We’re Paleacrita vernata, which we think is an elegant title, and we’ll thank you to stop referring to us as “cankerworms.” We’re not like open, gooey sores in your mouth. We’re not even grubby, icky, slimy worms at all.
We’re moths, for heaven’s sake.
For reasons we cannot fathom, you people of Charlotte grow murderously inhospitable whenever we visit. You coo over butterflies and ladybugs like they’re “Homeland” celebrities, but treat us Pal verns like vermin. It hurts our little feelings.
What’s with those sticky bands you wrap around your tree in autumn to trap us by the fistful when we’re beetling up the trunk for our mating ritual. Have you entirely forgotten what you were like at 17? Imagine getting dressed up for the disco with more than dancing on your mind, then tumbling into a tar pit in the parking lot.
You’re lucky to have us. We give little girls something to shriek about in an increasing suburban, snakeless world. We entertain little boys with our cartoonish locomotion, inch-by-arched-back inch. We invigorate your world, and we fatten your robins.
We get a bad rap on two things: munching trees and falling on your heads.
Sure, we like our salad, but it’s not like we’re into cattle mutilation.
Most trees don’t give us a second thought. Bulldozers and billboards are their natural enemies, and they know it.
We’re completely misunderstood on the head-landings. Scientists say they think we drop by gossamer threads to catch a breeze and fly somewhere new. Give us some credit.
No, we suspend ourselves from the boughs just to land in your hair.
We wait hours for the right person. We’re seeking the ear-podded, phone-staring plodders. They are the ones Nature has assigned us to.
When we alight, they rip out the ear buds, swing their phones wildly and act like they’re alive again. It is a wonderful sight.
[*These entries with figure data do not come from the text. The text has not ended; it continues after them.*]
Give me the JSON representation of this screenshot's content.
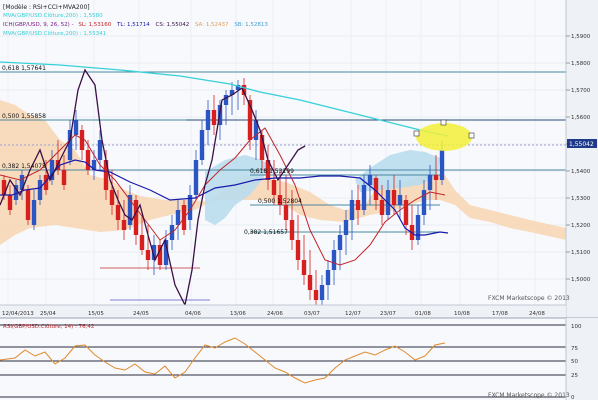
{
  "header": {
    "model": "[Modèle : RSI+CCI+MVA200]",
    "mva_fast": "MVA(GBP/USD.Clôture,200) : 1,5580",
    "ichimoku": "ICH(GBP/USD, 9, 26, 52) -",
    "ich_sl": "SL: 1,53160",
    "ich_tl": "TL: 1,51714",
    "ich_cs": "CS: 1,55042",
    "ich_sa": "SA: 1,52437",
    "ich_sb": "SB: 1,52813",
    "mva_slow": "MVA(GBP/USD.Clôture,200) : 1,55341"
  },
  "colors": {
    "cloud_bear": "#f7d7b5",
    "cloud_bull": "#b9dced",
    "kijun": "#1a1aaa",
    "tenkan": "#c0242a",
    "chikou": "#3b1048",
    "mva": "#36d0d8",
    "candle_bull": "#2b55c2",
    "candle_bear": "#d62020",
    "rsi": "#e08a2c",
    "highlight": "#f3f03a"
  },
  "fib_labels": {
    "f1": "0,618 1,57641",
    "f2": "0,500 1,55858",
    "f3": "0,382 1,54075",
    "f4": "0,618 1,53199",
    "f5": "0,500 1,52804",
    "f6": "0,382 1,51657"
  },
  "price_axis": {
    "ticks": [
      "1,5900",
      "1,5800",
      "1,5700",
      "1,5600",
      "1,5500",
      "1,5400",
      "1,5300",
      "1,5200",
      "1,5100",
      "1,5000"
    ],
    "current": "1,55042"
  },
  "date_axis": [
    "12/04/2013",
    "25/04",
    "15/05",
    "24/05",
    "04/06",
    "13/06",
    "24/06",
    "03/07",
    "12/07",
    "23/07",
    "01/08",
    "10/08",
    "17/08",
    "24/08"
  ],
  "watermark_main": "FXCM Marketscope © 2013",
  "rsi_panel": {
    "title": "RSI(GBP/USD.Clôture, 14) : 76,42",
    "ticks": [
      "100",
      "75",
      "50",
      "25",
      "0"
    ],
    "watermark": "FXCM Marketscope © 2013"
  }
}
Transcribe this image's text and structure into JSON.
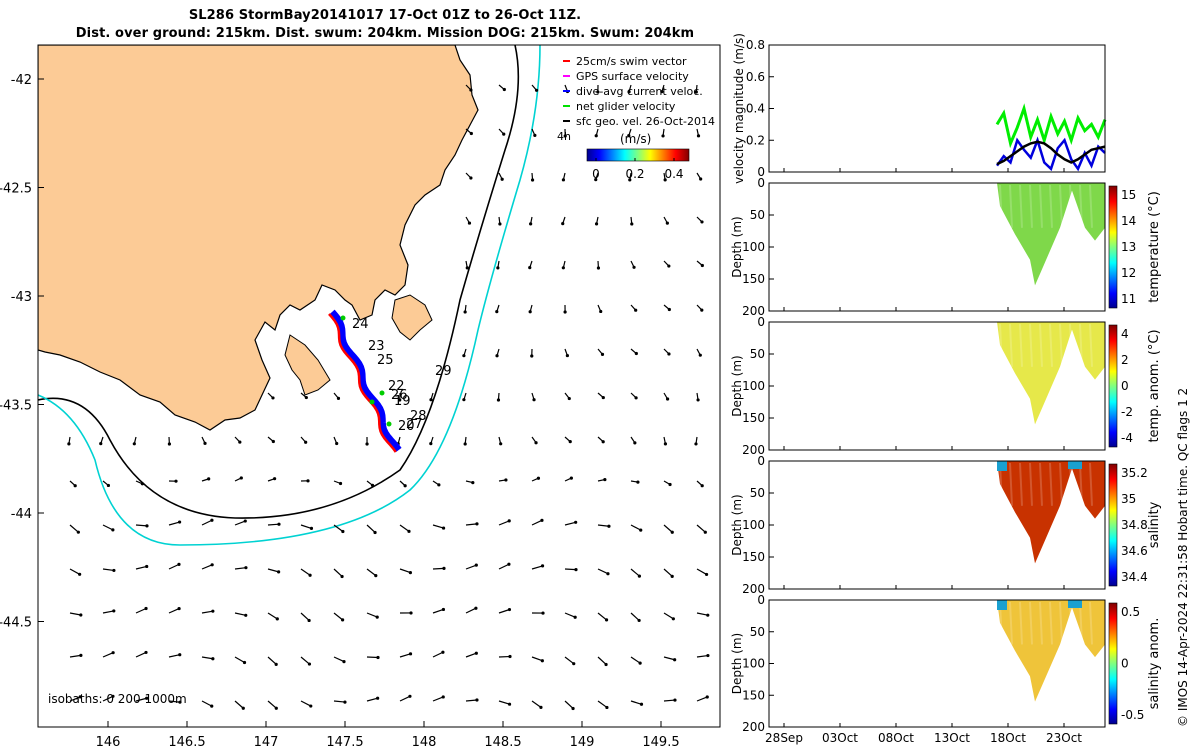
{
  "header": {
    "title_line1": "SL286 StormBay20141017 17-Oct 01Z to 26-Oct 11Z.",
    "title_line2": "Dist. over ground: 215km. Dist. swum: 204km. Mission DOG: 215km. Swum: 204km"
  },
  "map": {
    "x_ticks": [
      "146",
      "146.5",
      "147",
      "147.5",
      "148",
      "148.5",
      "149",
      "149.5"
    ],
    "y_ticks": [
      "-42",
      "-42.5",
      "-43",
      "-43.5",
      "-44",
      "-44.5"
    ],
    "isobath_label": "isobaths: 0   200  1000m",
    "legend": [
      {
        "label": "25cm/s swim vector",
        "color": "#ff0000"
      },
      {
        "label": "GPS surface velocity",
        "color": "#ff00ff"
      },
      {
        "label": "dive-avg current veloc.",
        "color": "#0000ff"
      },
      {
        "label": "net glider velocity",
        "color": "#00e000"
      },
      {
        "label": "sfc geo. vel. 26-Oct-2014",
        "color": "#000000"
      }
    ],
    "legend_extra": "4h",
    "colorbar_title": "(m/s)",
    "colorbar_ticks": [
      "0",
      "0.2",
      "0.4"
    ],
    "day_labels": [
      "24",
      "23",
      "25",
      "22",
      "26",
      "19",
      "28",
      "20",
      "27",
      "29"
    ],
    "colors": {
      "land": "#fccb96",
      "isobath_200": "#000000",
      "isobath_1000": "#00d2d2",
      "track_red": "#ff0000",
      "track_blue": "#0000ff"
    }
  },
  "chart_data": [
    {
      "type": "line",
      "ylabel": "velocity magnitude (m/s)",
      "ylim": [
        0,
        0.8
      ],
      "yticks": [
        "0",
        "0.2",
        "0.4",
        "0.6",
        "0.8"
      ],
      "series": [
        {
          "color": "#00ee00"
        },
        {
          "color": "#0000dd"
        },
        {
          "color": "#000000"
        }
      ]
    },
    {
      "type": "heatmap",
      "ylabel": "Depth (m)",
      "yticks": [
        "0",
        "50",
        "100",
        "150",
        "200"
      ],
      "colorbar_label": "temperature (°C)",
      "colorbar_ticks": [
        "15",
        "14",
        "13",
        "12",
        "11"
      ]
    },
    {
      "type": "heatmap",
      "ylabel": "Depth (m)",
      "yticks": [
        "0",
        "50",
        "100",
        "150",
        "200"
      ],
      "colorbar_label": "temp. anom. (°C)",
      "colorbar_ticks": [
        "4",
        "2",
        "0",
        "-2",
        "-4"
      ]
    },
    {
      "type": "heatmap",
      "ylabel": "Depth (m)",
      "yticks": [
        "0",
        "50",
        "100",
        "150",
        "200"
      ],
      "colorbar_label": "salinity",
      "colorbar_ticks": [
        "35.2",
        "35",
        "34.8",
        "34.6",
        "34.4"
      ]
    },
    {
      "type": "heatmap",
      "ylabel": "Depth (m)",
      "yticks": [
        "0",
        "50",
        "100",
        "150",
        "200"
      ],
      "colorbar_label": "salinity anom.",
      "colorbar_ticks": [
        "0.5",
        "0",
        "-0.5"
      ]
    }
  ],
  "time_axis": [
    "28Sep",
    "03Oct",
    "08Oct",
    "13Oct",
    "18Oct",
    "23Oct"
  ],
  "footer": "© IMOS 14-Apr-2024 22:31:58 Hobart time. QC flags 1  2"
}
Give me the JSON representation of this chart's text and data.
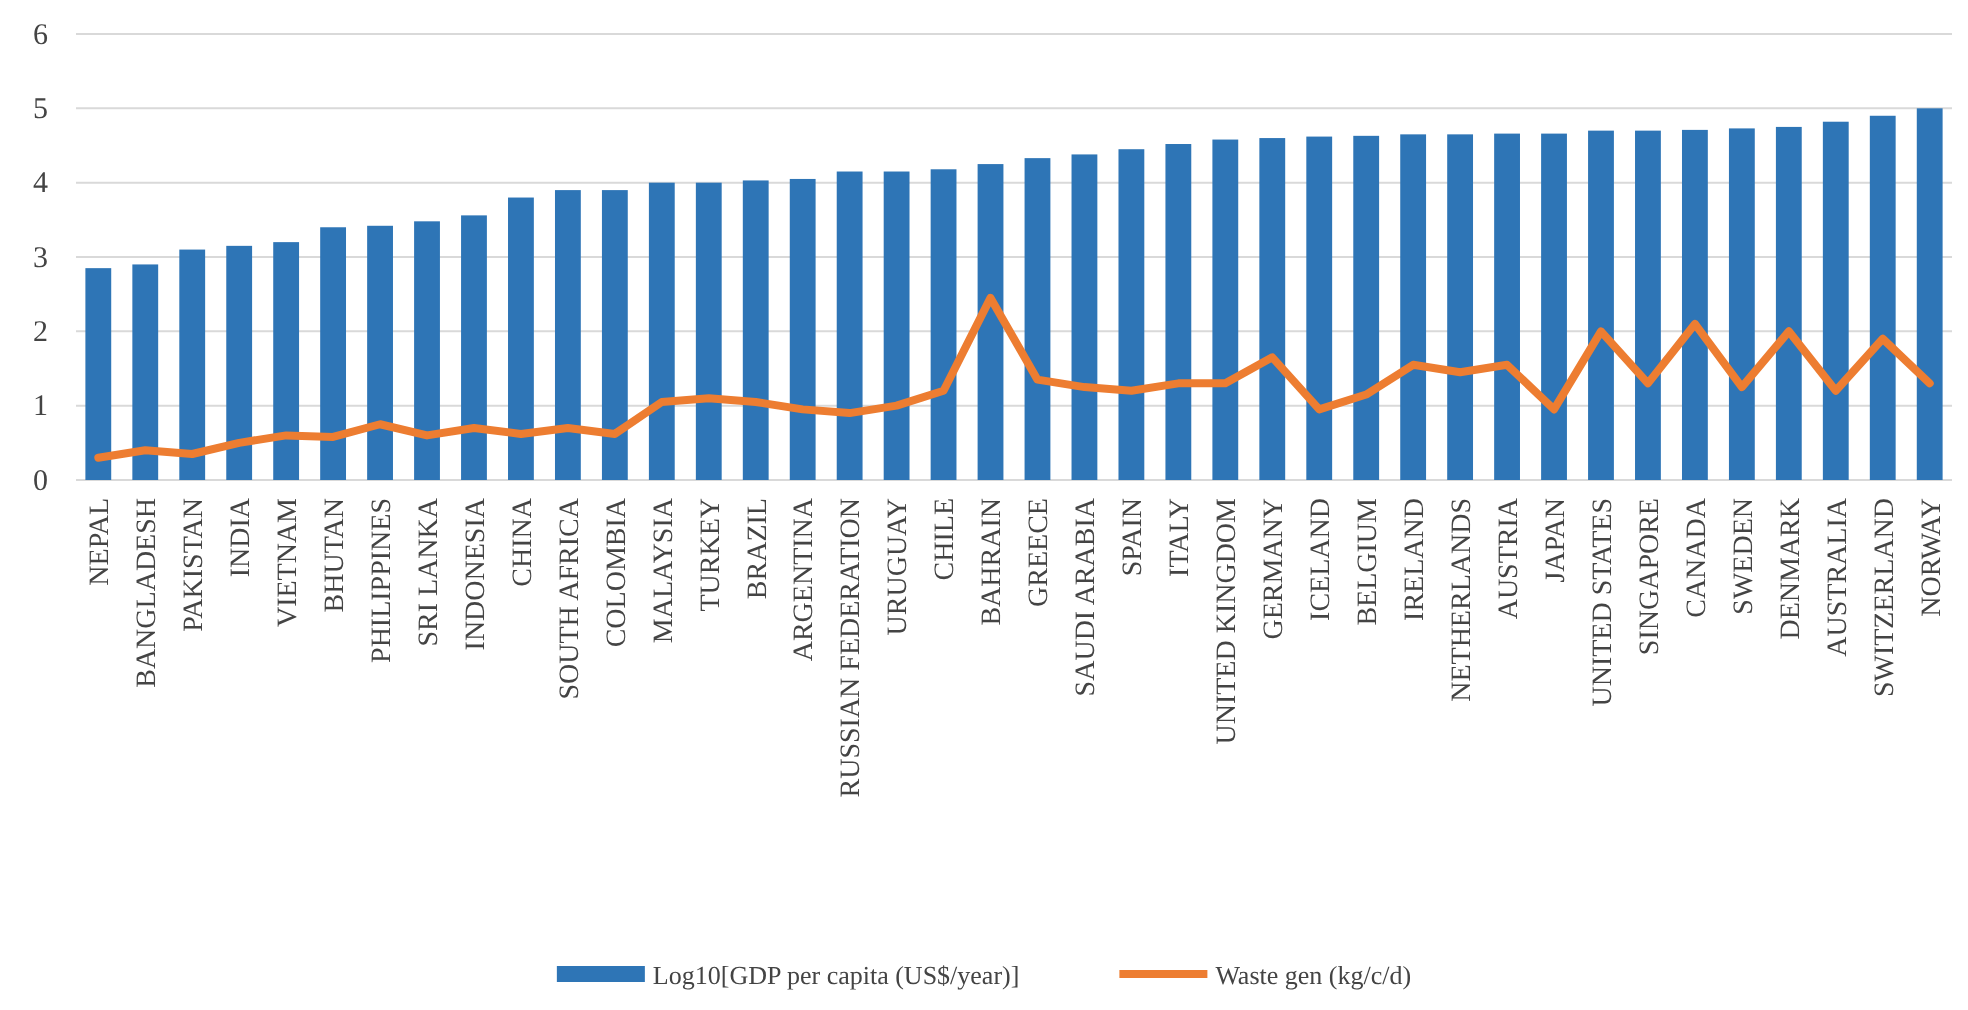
{
  "chart_data": {
    "type": "bar",
    "categories": [
      "NEPAL",
      "BANGLADESH",
      "PAKISTAN",
      "INDIA",
      "VIETNAM",
      "BHUTAN",
      "PHILIPPINES",
      "SRI LANKA",
      "INDONESIA",
      "CHINA",
      "SOUTH AFRICA",
      "COLOMBIA",
      "MALAYSIA",
      "TURKEY",
      "BRAZIL",
      "ARGENTINA",
      "RUSSIAN FEDERATION",
      "URUGUAY",
      "CHILE",
      "BAHRAIN",
      "GREECE",
      "SAUDI ARABIA",
      "SPAIN",
      "ITALY",
      "UNITED KINGDOM",
      "GERMANY",
      "ICELAND",
      "BELGIUM",
      "IRELAND",
      "NETHERLANDS",
      "AUSTRIA",
      "JAPAN",
      "UNITED STATES",
      "SINGAPORE",
      "CANADA",
      "SWEDEN",
      "DENMARK",
      "AUSTRALIA",
      "SWITZERLAND",
      "NORWAY"
    ],
    "series": [
      {
        "name": "Log10[GDP per capita (US$/year)]",
        "color": "#2e75b6",
        "values": [
          2.85,
          2.9,
          3.1,
          3.15,
          3.2,
          3.4,
          3.42,
          3.48,
          3.56,
          3.8,
          3.9,
          3.9,
          4.0,
          4.0,
          4.03,
          4.05,
          4.15,
          4.15,
          4.18,
          4.25,
          4.33,
          4.38,
          4.45,
          4.52,
          4.58,
          4.6,
          4.62,
          4.63,
          4.65,
          4.65,
          4.66,
          4.66,
          4.7,
          4.7,
          4.71,
          4.73,
          4.75,
          4.82,
          4.9,
          5.0
        ]
      },
      {
        "name": "Waste gen (kg/c/d)",
        "type": "line",
        "color": "#ed7d31",
        "values": [
          0.3,
          0.4,
          0.35,
          0.5,
          0.6,
          0.58,
          0.75,
          0.6,
          0.7,
          0.62,
          0.7,
          0.62,
          1.05,
          1.1,
          1.05,
          0.95,
          0.9,
          1.0,
          1.2,
          2.45,
          1.35,
          1.25,
          1.2,
          1.3,
          1.3,
          1.65,
          0.95,
          1.15,
          1.55,
          1.45,
          1.55,
          0.95,
          2.0,
          1.3,
          2.1,
          1.25,
          2.0,
          1.2,
          1.9,
          1.3
        ]
      }
    ],
    "ylim": [
      0,
      6
    ],
    "yticks": [
      0,
      1,
      2,
      3,
      4,
      5,
      6
    ],
    "grid": "y",
    "legend": "bottom",
    "marker": "none"
  }
}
For that moment, the pod-zombie becomes aware that life is being reborn. That birds have returned. That the trees are a symphony hall. That the sky is awash with that special, big blue.
We must remind them that spring, that joyous season that stirs the juvenile in all of us, has rebounded.
That’s all we’re doing, and we’re doing it well.
If you can’t say thanks, at least you can get off our backs.